Taking a Gap Year

Tom Kapitulnik

Communications junior Tom Kapitulnik with her entire family in Israel, where she plans on living while taking a gap year.

Tom Kapitulnik, Assistant Managing Editor

As college application season begins, many high school students are either applying to college, or attending multiple college fairs in hopes of finding their dream school. I am also starting to fill out applications, but not for college. Unlike many students my age, I am applying to gap year programs in Israel. Supported by my parents, I will be doing a “Shnat Sherut”- a year of service in my home country of Israel. I chose to do this for a few reasons. First, I wanted an opportunity to be closer to my family. Most of them live in Israel, which means that I only see them once a year. Living in Israel for a year will give me the chance to really get to know them better, and to spend time with them before I go to college.

In Israel, my home country, every student has to enlist in the Israeli Defense Forces, the army, for at least two years once they graduate high school. Growing up, I saw multiple family members join the army and have an experience that shaped the rest of their lives. I feel like it is my responsibility, as a natural-born Israeli, to give back some service to my country.

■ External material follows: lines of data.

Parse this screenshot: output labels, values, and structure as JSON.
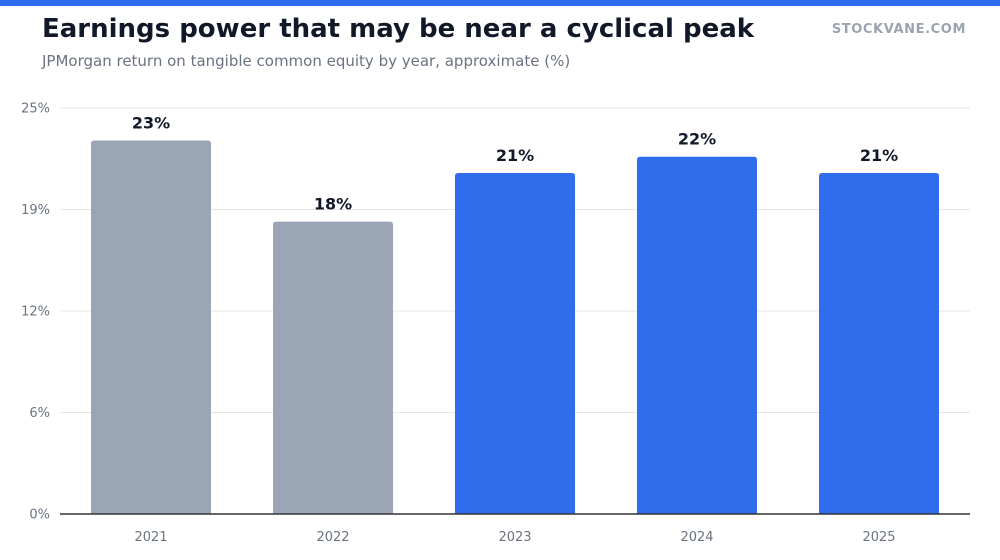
{
  "header": {
    "title": "Earnings power that may be near a cyclical peak",
    "subtitle": "JPMorgan return on tangible common equity by year, approximate (%)",
    "brand": "STOCKVANE.COM"
  },
  "colors": {
    "accent": "#2f6ded",
    "historical": "#9aa6b5",
    "recent": "#2f6ded",
    "grid": "#e5e7eb",
    "axis": "#333333"
  },
  "chart_data": {
    "type": "bar",
    "title": "Earnings power that may be near a cyclical peak",
    "subtitle": "JPMorgan return on tangible common equity by year, approximate (%)",
    "xlabel": "",
    "ylabel": "",
    "categories": [
      "2021",
      "2022",
      "2023",
      "2024",
      "2025"
    ],
    "values": [
      23,
      18,
      21,
      22,
      21
    ],
    "data_labels": [
      "23%",
      "18%",
      "21%",
      "22%",
      "21%"
    ],
    "bar_color_groups": [
      "historical",
      "historical",
      "recent",
      "recent",
      "recent"
    ],
    "y_ticks": [
      0,
      6.25,
      12.5,
      18.75,
      25
    ],
    "y_tick_labels": [
      "0%",
      "6%",
      "12%",
      "19%",
      "25%"
    ],
    "ylim": [
      0,
      25
    ],
    "grid": true,
    "legend": "none"
  }
}
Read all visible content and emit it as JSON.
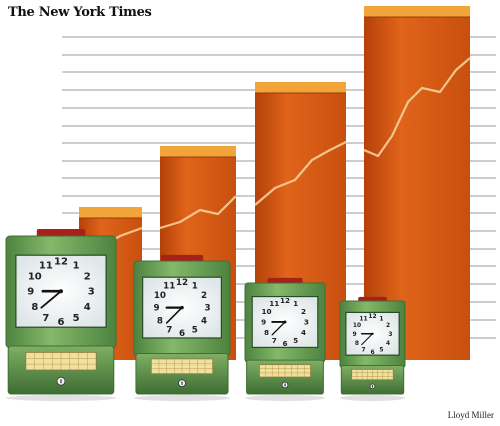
{
  "header": {
    "masthead": "The New York Times"
  },
  "footer": {
    "credit": "Lloyd Miller"
  },
  "illustration": {
    "bar_count": 4,
    "clock_count": 4,
    "colors": {
      "bar_main": "#d8560f",
      "bar_dark": "#b5410a",
      "bar_top": "#f0a43a",
      "line": "#f4c48a",
      "clock_body": "#6fa35a",
      "clock_body_dark": "#3f6f34",
      "clock_top_button": "#a8201a",
      "card_slot": "#f1e0a0",
      "grid": "#7a7a7a"
    },
    "clock_face_numbers": [
      "12",
      "1",
      "2",
      "3",
      "4",
      "5",
      "6",
      "7",
      "8",
      "9",
      "10",
      "11"
    ]
  }
}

Even though I am not required to join the army, I feel an obligation to give some service back to Israel for a year, whether it will be enlisting in the army or volunteering at a different organization. Part of the time I spent in Israel this summer was used to learn about different programs that I could join during my upcoming gap year. Once of these is the Overseas Volunteer Program of Magen David Adom (MDA), Israel’s national emergency ambulance service. This year-long program entails becoming an emergency paramedic volunteers, and joining seasoned paramedics around Israel to save people. This is a program I would be interested in because it gives me a chance to help people while still learning.

I know that a gap year isn’t the traditional American route for high school graduates. Gap years are associated with the negative stigma of a lazy high school student who wants a break from learning. I see a gap year as something more. I see it as an opportunity to grow independent, to learn how to live by myself and to gain some real-life experience before going on to college. I know that this gap year will give me the skills to thrive in college and to give me job and life experience for and after college. Taking a gap year doesn’t mean skipping college- it just gives me time to grow as a person before I take the next step in my educational journey.